Healio Primary Care: What are the best strategies that PCPs can share with patients to combat food cravings?

Stanford: I think that one of the best strategies that primary care physicians can utilize is to emphasize the need to consume food that’s not processed. Some of the things that really drive our cravings is the processing of our food; we want our food to look like it looks in nature. I’m going to take on Cheez-It, for example: they don’t look like anything in nature, which means they’re likely processed. We want lean protein, whole grains, fruits and vegetables, whole wheat. When that’s our predominant consumption, it can help with our food cravings.

For those who still struggle, they might need medication much like Contrave, which is a medication that’s used to change some of those cravings. But we have to start with our lifestyle first and then we graduate onto other strategies. And for some, they may even need surgery, and we should recognize that different people will need different treatment strategies, but we want to start at the base of the pyramid with the lifestyle modifications and having that meaningful conversation.

Healio Primary Care: Which prescription weight-loss treatments do you use in practice? What results have you seen with these treatments?

Stanford: As an obesity medicine physician, I use every medication that is currently FDA-approved for the treatment of obesity here the United States. There are a range of therapies. This campaign is being done by the pharmaceutical company Currax, which produces Contrave — a combination of two drugs called bupropion and naltrexone. But in addition to that, I use all the other agents: Qsymia, which is a combination of phentermine and topiramate; and Saxenda, a liraglutide, for example.
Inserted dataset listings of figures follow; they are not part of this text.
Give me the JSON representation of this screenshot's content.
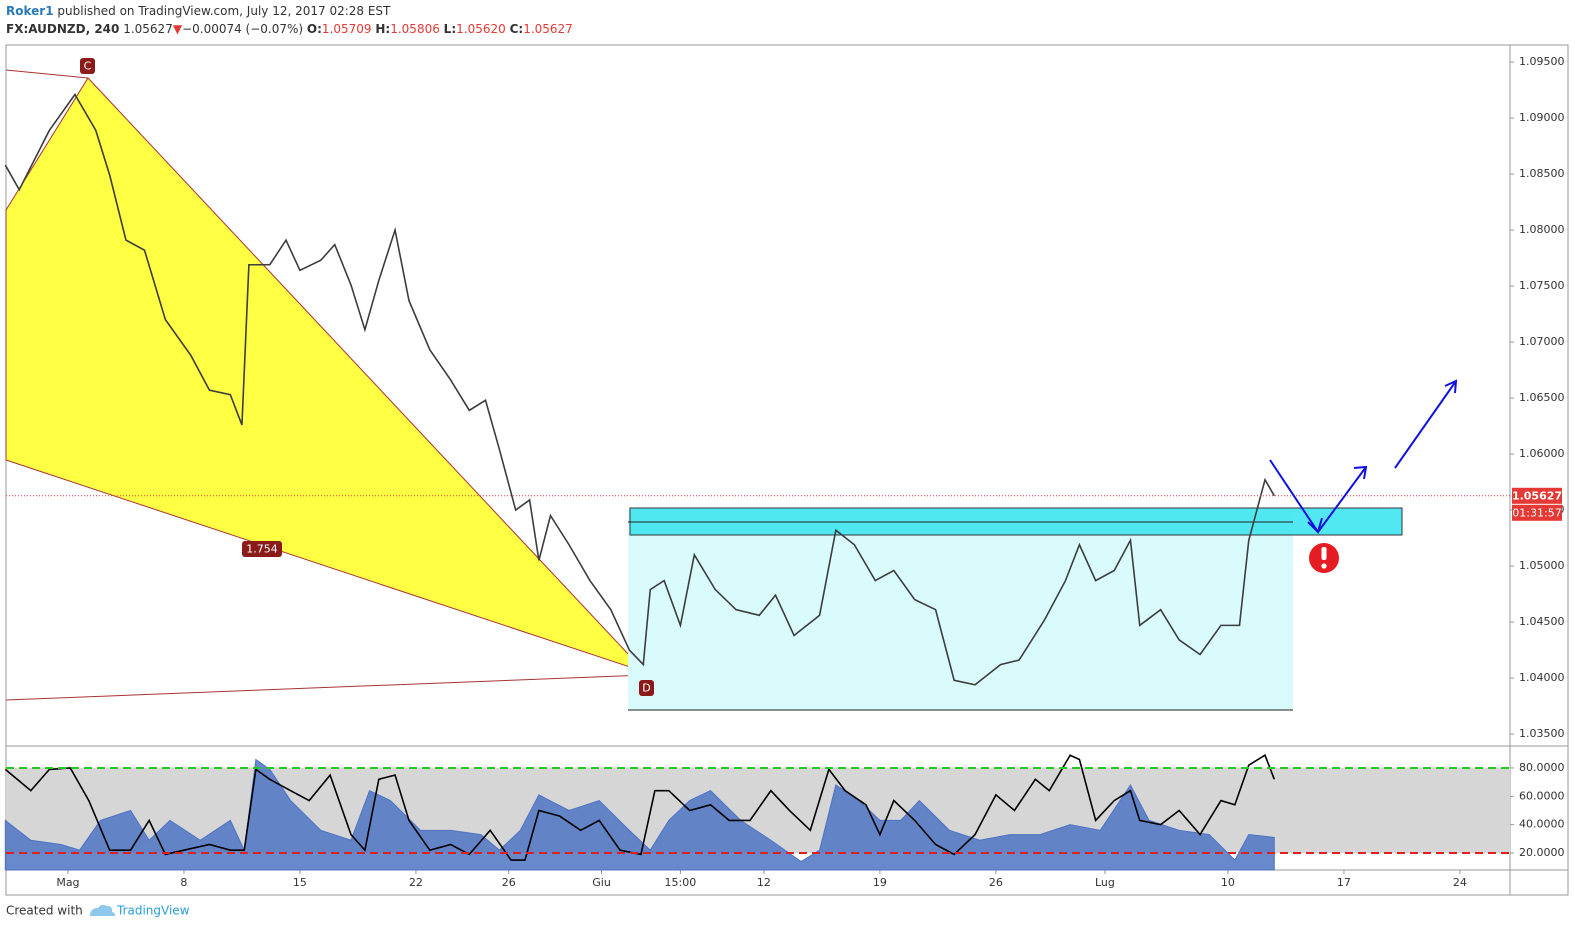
{
  "header": {
    "author": "Roker1",
    "published": "published on TradingView.com, July 12, 2017 02:28 EST",
    "symbol": "FX:AUDNZD, 240",
    "last": "1.05627",
    "direction": "▼",
    "change": "−0.00074 (−0.07%)",
    "o_label": "O:",
    "o": "1.05709",
    "h_label": "H:",
    "h": "1.05806",
    "l_label": "L:",
    "l": "1.05620",
    "c_label": "C:",
    "c": "1.05627"
  },
  "chart_data": [
    {
      "type": "line",
      "xlim": [
        -2.67,
        62.16
      ],
      "xticks": [
        {
          "value": 0,
          "label": "Mag"
        },
        {
          "value": 5,
          "label": "8"
        },
        {
          "value": 10,
          "label": "15"
        },
        {
          "value": 15,
          "label": "22"
        },
        {
          "value": 19,
          "label": "26"
        },
        {
          "value": 23,
          "label": "Giu"
        },
        {
          "value": 26.4,
          "label": "15:00"
        },
        {
          "value": 30,
          "label": "12"
        },
        {
          "value": 35,
          "label": "19"
        },
        {
          "value": 40,
          "label": "26"
        },
        {
          "value": 44.7,
          "label": "Lug"
        },
        {
          "value": 50,
          "label": "10"
        },
        {
          "value": 55,
          "label": "17"
        },
        {
          "value": 60,
          "label": "24"
        }
      ],
      "ylim": [
        1.03402,
        1.09652
      ],
      "yticks": [
        {
          "value": 1.035,
          "label": "1.03500"
        },
        {
          "value": 1.04,
          "label": "1.04000"
        },
        {
          "value": 1.045,
          "label": "1.04500"
        },
        {
          "value": 1.05,
          "label": "1.05000"
        },
        {
          "value": 1.055,
          "label": "1.05500"
        },
        {
          "value": 1.06,
          "label": "1.06000"
        },
        {
          "value": 1.065,
          "label": "1.06500"
        },
        {
          "value": 1.07,
          "label": "1.07000"
        },
        {
          "value": 1.075,
          "label": "1.07500"
        },
        {
          "value": 1.08,
          "label": "1.08000"
        },
        {
          "value": 1.085,
          "label": "1.08500"
        },
        {
          "value": 1.09,
          "label": "1.09000"
        },
        {
          "value": 1.095,
          "label": "1.09500"
        }
      ],
      "series": [
        {
          "color": "#3d3d3d",
          "x": [
            -2.7,
            -2.1,
            -0.8,
            0.3,
            1.2,
            1.8,
            2.5,
            3.3,
            4.2,
            5.3,
            6.1,
            7.0,
            7.5,
            7.8,
            8.7,
            9.4,
            10.0,
            10.9,
            11.5,
            12.2,
            12.8,
            13.4,
            14.1,
            14.7,
            15.6,
            16.5,
            17.3,
            18.0,
            18.6,
            19.3,
            19.9,
            20.3,
            20.8,
            21.6,
            22.5,
            23.4,
            24.2,
            24.8,
            25.1,
            25.7,
            26.4,
            27.0,
            27.9,
            28.8,
            29.8,
            30.5,
            31.3,
            32.4,
            33.1,
            33.9,
            34.8,
            35.6,
            36.5,
            37.4,
            38.2,
            39.1,
            40.2,
            41.0,
            42.1,
            43.0,
            43.6,
            44.3,
            45.1,
            45.8,
            46.2,
            47.1,
            47.9,
            48.8,
            49.7,
            50.5,
            50.9,
            51.6,
            52.0
          ],
          "values": [
            1.0858,
            1.0836,
            1.0889,
            1.0921,
            1.0889,
            1.0849,
            1.0791,
            1.0782,
            1.072,
            1.0688,
            1.0657,
            1.0653,
            1.0626,
            1.0769,
            1.0769,
            1.0791,
            1.0764,
            1.0773,
            1.0787,
            1.0751,
            1.0711,
            1.0755,
            1.08,
            1.0737,
            1.0693,
            1.0666,
            1.0639,
            1.0648,
            1.0604,
            1.055,
            1.0559,
            1.0505,
            1.0545,
            1.0519,
            1.0487,
            1.0461,
            1.0425,
            1.0412,
            1.0479,
            1.0487,
            1.0447,
            1.051,
            1.0479,
            1.0461,
            1.0456,
            1.0474,
            1.0438,
            1.0456,
            1.0532,
            1.0519,
            1.0487,
            1.0496,
            1.047,
            1.0461,
            1.0398,
            1.0394,
            1.0412,
            1.0416,
            1.0452,
            1.0487,
            1.0519,
            1.0487,
            1.0496,
            1.0523,
            1.0447,
            1.0461,
            1.0434,
            1.0421,
            1.0447,
            1.0447,
            1.0523,
            1.0577,
            1.05627
          ]
        }
      ],
      "price_line": {
        "value": 1.05627,
        "label": "1.05627",
        "color": "#e53935"
      },
      "countdown": "01:31:57",
      "annotations": {
        "point_c": "C",
        "point_d": "D",
        "ratio": "1.754"
      }
    },
    {
      "type": "line",
      "ylim": [
        8,
        94.8
      ],
      "yticks": [
        {
          "value": 20,
          "label": "20.0000"
        },
        {
          "value": 40,
          "label": "40.0000"
        },
        {
          "value": 60,
          "label": "60.0000"
        },
        {
          "value": 80,
          "label": "80.0000"
        }
      ],
      "band_color": "#d6d6d6",
      "levels": [
        {
          "value": 80,
          "color": "#22cc22"
        },
        {
          "value": 20,
          "color": "#e02020"
        }
      ],
      "series": [
        {
          "color": "#4f74c4",
          "fill": true,
          "x": [
            -2.7,
            -1.6,
            -0.3,
            0.5,
            1.4,
            2.7,
            3.5,
            4.4,
            5.7,
            7.0,
            7.6,
            8.1,
            8.7,
            9.6,
            10.9,
            12.2,
            13.0,
            13.9,
            15.2,
            16.5,
            17.8,
            18.6,
            19.5,
            20.3,
            21.6,
            22.9,
            24.2,
            25.1,
            25.9,
            26.8,
            27.7,
            29.0,
            30.3,
            31.6,
            32.4,
            33.1,
            34.1,
            35.0,
            35.9,
            36.7,
            38.0,
            39.3,
            40.6,
            41.9,
            43.2,
            44.5,
            45.8,
            46.6,
            47.9,
            49.2,
            50.3,
            50.9,
            52.0
          ],
          "values": [
            43,
            29,
            26,
            22,
            43,
            50,
            29,
            43,
            29,
            43,
            22,
            86,
            79,
            57,
            36,
            29,
            64,
            57,
            36,
            36,
            33,
            22,
            36,
            61,
            50,
            57,
            36,
            22,
            43,
            57,
            64,
            43,
            29,
            14,
            22,
            68,
            57,
            43,
            43,
            57,
            36,
            29,
            33,
            33,
            40,
            36,
            68,
            43,
            36,
            33,
            15,
            33,
            31
          ]
        },
        {
          "color": "#000000",
          "x": [
            -2.7,
            -1.6,
            -0.8,
            0.1,
            0.9,
            1.8,
            2.7,
            3.5,
            4.2,
            5.0,
            6.1,
            7.0,
            7.6,
            8.1,
            8.7,
            9.6,
            10.4,
            11.3,
            12.2,
            12.8,
            13.4,
            14.1,
            14.7,
            15.6,
            16.5,
            17.3,
            18.2,
            19.1,
            19.7,
            20.3,
            21.2,
            22.1,
            22.9,
            23.8,
            24.7,
            25.3,
            25.9,
            26.8,
            27.7,
            28.5,
            29.4,
            30.3,
            31.1,
            32.0,
            32.8,
            33.5,
            34.4,
            35.0,
            35.6,
            36.5,
            37.4,
            38.2,
            39.1,
            40.0,
            40.8,
            41.7,
            42.3,
            43.2,
            43.6,
            44.3,
            45.1,
            45.8,
            46.2,
            47.1,
            47.9,
            48.8,
            49.7,
            50.3,
            50.9,
            51.6,
            52.0
          ],
          "values": [
            79,
            64,
            79,
            80,
            57,
            22,
            22,
            43,
            19,
            22,
            26,
            22,
            22,
            79,
            72,
            64,
            57,
            75,
            33,
            22,
            72,
            75,
            43,
            22,
            26,
            19,
            36,
            15,
            15,
            50,
            46,
            36,
            43,
            22,
            19,
            64,
            64,
            50,
            54,
            43,
            43,
            64,
            50,
            36,
            79,
            64,
            54,
            33,
            57,
            43,
            26,
            19,
            33,
            61,
            50,
            72,
            64,
            89,
            86,
            43,
            57,
            64,
            43,
            40,
            50,
            33,
            57,
            54,
            82,
            89,
            72
          ]
        }
      ]
    }
  ],
  "footer": {
    "created": "Created with",
    "brand": "TradingView"
  }
}
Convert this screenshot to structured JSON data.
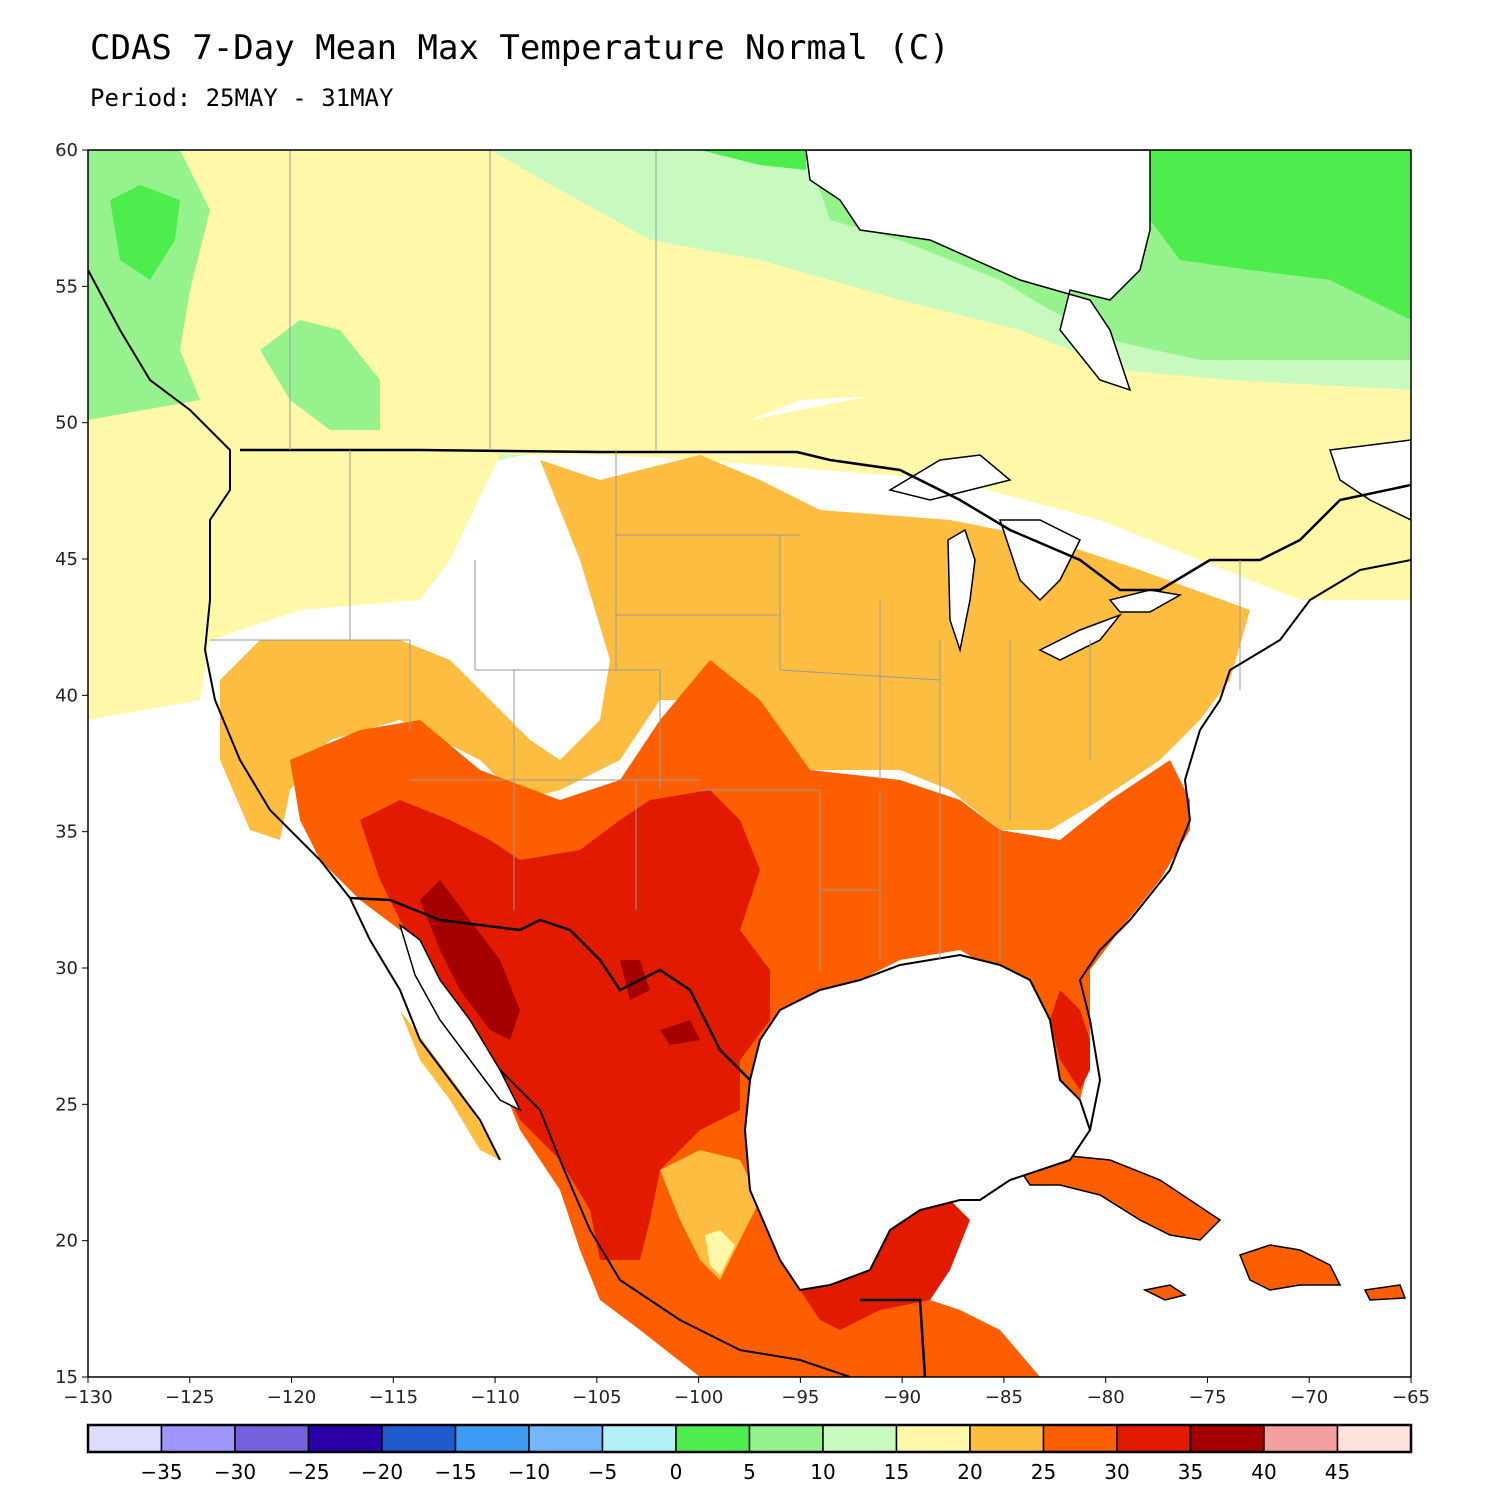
{
  "header": {
    "title": "CDAS 7-Day Mean Max Temperature Normal (C)",
    "period": "Period: 25MAY - 31MAY"
  },
  "map": {
    "lat_range": [
      15,
      60
    ],
    "lon_range": [
      -130,
      -65
    ],
    "lat_ticks": [
      "60",
      "55",
      "50",
      "45",
      "40",
      "35",
      "30",
      "25",
      "20",
      "15"
    ],
    "lon_ticks": [
      "−130",
      "−125",
      "−120",
      "−115",
      "−110",
      "−105",
      "−100",
      "−95",
      "−90",
      "−85",
      "−80",
      "−75",
      "−70",
      "−65"
    ],
    "region": "North America (contiguous US, southern Canada, Mexico, Caribbean)"
  },
  "colorbar": {
    "colors": [
      "#dcdcff",
      "#a096ff",
      "#7361dd",
      "#2a00a7",
      "#1e5bcf",
      "#3e9bf4",
      "#74b6fb",
      "#b4f0fa",
      "#4ded4d",
      "#96f28d",
      "#c8fac0",
      "#fff8a8",
      "#fcbd40",
      "#fd5f00",
      "#e11a00",
      "#a50000",
      "#f5a0a0",
      "#ffe2de"
    ],
    "labels": [
      "−35",
      "−30",
      "−25",
      "−20",
      "−15",
      "−10",
      "−5",
      "0",
      "5",
      "10",
      "15",
      "20",
      "25",
      "30",
      "35",
      "40",
      "45"
    ]
  }
}
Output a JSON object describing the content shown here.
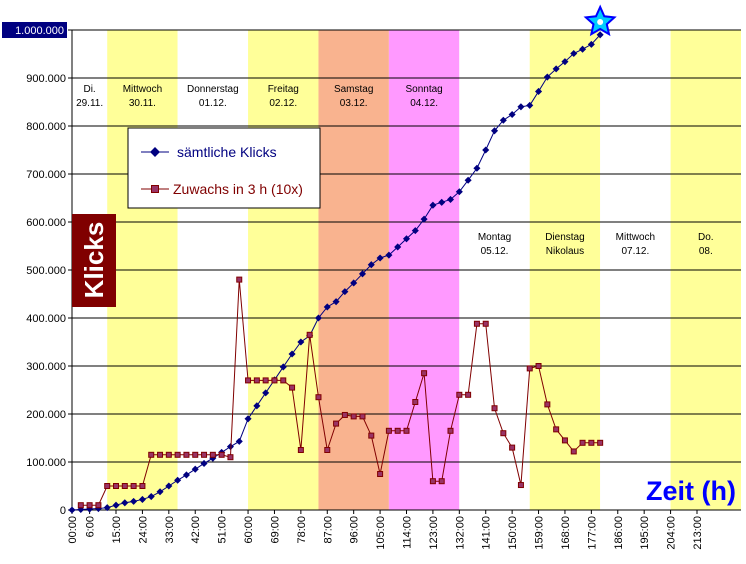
{
  "chart_data": {
    "type": "line",
    "title": "",
    "xlabel": "Zeit (h)",
    "ylabel": "Klicks",
    "ylim": [
      0,
      1000000
    ],
    "xlim": [
      0,
      228
    ],
    "y_ticks": [
      "0",
      "100.000",
      "200.000",
      "300.000",
      "400.000",
      "500.000",
      "600.000",
      "700.000",
      "800.000",
      "900.000",
      "1.000.000"
    ],
    "y_tick_values": [
      0,
      100000,
      200000,
      300000,
      400000,
      500000,
      600000,
      700000,
      800000,
      900000,
      1000000
    ],
    "x_ticks": [
      "00:00",
      "6:00",
      "15:00",
      "24:00",
      "33:00",
      "42:00",
      "51:00",
      "60:00",
      "69:00",
      "78:00",
      "87:00",
      "96:00",
      "105:00",
      "114:00",
      "123:00",
      "132:00",
      "141:00",
      "150:00",
      "159:00",
      "168:00",
      "177:00",
      "186:00",
      "195:00",
      "204:00",
      "213:00"
    ],
    "x_tick_values": [
      0,
      6,
      15,
      24,
      33,
      42,
      51,
      60,
      69,
      78,
      87,
      96,
      105,
      114,
      123,
      132,
      141,
      150,
      159,
      168,
      177,
      186,
      195,
      204,
      213
    ],
    "grid": true,
    "legend_position": "top-left",
    "day_bands": [
      {
        "start": 0,
        "end": 12,
        "color": "#ffffff",
        "label1": "Di.",
        "label2": "29.11.",
        "label_row": "top"
      },
      {
        "start": 12,
        "end": 36,
        "color": "#ffff99",
        "label1": "Mittwoch",
        "label2": "30.11.",
        "label_row": "top"
      },
      {
        "start": 36,
        "end": 60,
        "color": "#ffffff",
        "label1": "Donnerstag",
        "label2": "01.12.",
        "label_row": "top"
      },
      {
        "start": 60,
        "end": 84,
        "color": "#ffff99",
        "label1": "Freitag",
        "label2": "02.12.",
        "label_row": "top"
      },
      {
        "start": 84,
        "end": 108,
        "color": "#f9b38f",
        "label1": "Samstag",
        "label2": "03.12.",
        "label_row": "top"
      },
      {
        "start": 108,
        "end": 132,
        "color": "#ff99ff",
        "label1": "Sonntag",
        "label2": "04.12.",
        "label_row": "top"
      },
      {
        "start": 132,
        "end": 156,
        "color": "#ffffff",
        "label1": "Montag",
        "label2": "05.12.",
        "label_row": "mid"
      },
      {
        "start": 156,
        "end": 180,
        "color": "#ffff99",
        "label1": "Dienstag",
        "label2": "Nikolaus",
        "label_row": "mid"
      },
      {
        "start": 180,
        "end": 204,
        "color": "#ffffff",
        "label1": "Mittwoch",
        "label2": "07.12.",
        "label_row": "mid"
      },
      {
        "start": 204,
        "end": 228,
        "color": "#ffff99",
        "label1": "Do.",
        "label2": "08.",
        "label_row": "mid"
      }
    ],
    "series": [
      {
        "name": "sämtliche Klicks",
        "color": "#000080",
        "marker": "diamond",
        "x": [
          0,
          3,
          6,
          9,
          12,
          15,
          18,
          21,
          24,
          27,
          30,
          33,
          36,
          39,
          42,
          45,
          48,
          51,
          54,
          57,
          60,
          63,
          66,
          69,
          72,
          75,
          78,
          81,
          84,
          87,
          90,
          93,
          96,
          99,
          102,
          105,
          108,
          111,
          114,
          117,
          120,
          123,
          126,
          129,
          132,
          135,
          138,
          141,
          144,
          147,
          150,
          153,
          156,
          159,
          162,
          165,
          168,
          171,
          174,
          177,
          180
        ],
        "values": [
          0,
          1000,
          2000,
          3000,
          5000,
          10000,
          15000,
          18000,
          22000,
          28000,
          38000,
          50000,
          62000,
          73000,
          85000,
          97000,
          108000,
          120000,
          132000,
          143000,
          190000,
          217000,
          244000,
          271000,
          298000,
          325000,
          350000,
          363000,
          400000,
          423000,
          434000,
          455000,
          473000,
          492000,
          511000,
          525000,
          531000,
          548000,
          565000,
          582000,
          606000,
          635000,
          641000,
          647000,
          663000,
          687000,
          712000,
          750000,
          790000,
          812000,
          824000,
          840000,
          843000,
          872000,
          902000,
          919000,
          934000,
          951000,
          960000,
          970000,
          990000
        ]
      },
      {
        "name": "Zuwachs in 3 h (10x)",
        "color": "#800000",
        "marker": "square",
        "x": [
          3,
          6,
          9,
          12,
          15,
          18,
          21,
          24,
          27,
          30,
          33,
          36,
          39,
          42,
          45,
          48,
          51,
          54,
          57,
          60,
          63,
          66,
          69,
          72,
          75,
          78,
          81,
          84,
          87,
          90,
          93,
          96,
          99,
          102,
          105,
          108,
          111,
          114,
          117,
          120,
          123,
          126,
          129,
          132,
          135,
          138,
          141,
          144,
          147,
          150,
          153,
          156,
          159,
          162,
          165,
          168,
          171,
          174,
          177,
          180
        ],
        "values": [
          10000,
          10000,
          10000,
          50000,
          50000,
          50000,
          50000,
          50000,
          115000,
          115000,
          115000,
          115000,
          115000,
          115000,
          115000,
          115000,
          115000,
          110000,
          480000,
          270000,
          270000,
          270000,
          270000,
          270000,
          255000,
          125000,
          365000,
          235000,
          125000,
          180000,
          198000,
          195000,
          195000,
          155000,
          75000,
          165000,
          165000,
          165000,
          225000,
          285000,
          60000,
          60000,
          165000,
          240000,
          240000,
          388000,
          388000,
          212000,
          160000,
          130000,
          52000,
          295000,
          300000,
          220000,
          168000,
          145000,
          122000,
          140000,
          140000,
          140000
        ]
      }
    ],
    "star_marker": {
      "x": 180,
      "y": 1000000
    }
  }
}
My goal is to find what works for the patient, and I can tell you as someone who’s probably prescribed more medications than most people in this country for obesity, is that everyone responds differently to every agent, and sometimes we even must combine agents. The goal is for me to just find what works for that individual, and whatever we need to do that we can do in a safe fashion to work for that individual, to help them achieve a healthy weight and improve their overall health status. That’s the strategy that we’ll entertain.

References:

Hales CM, et al. National Center for Health Statistics Data Brief. Prevalence of Obesity and Severe Obesity Among Adults: United States, 2017–2018. https://www.cdc.gov/nchs/products/databriefs/db360.htm. Accessed June 25, 2021.

Hruby A and Hu FB, Pharamcoeconomics. 2015;doi:10.1007/s40273-014-0243-x.

Orjulea-Grimm M, et al. BMC Fam Pract. 2021;doi:10.1186/s12875-021-01484-y.

Wang Y, et al. Int J Epidemiol. 2020;doi:10.1093/ije/dyz273.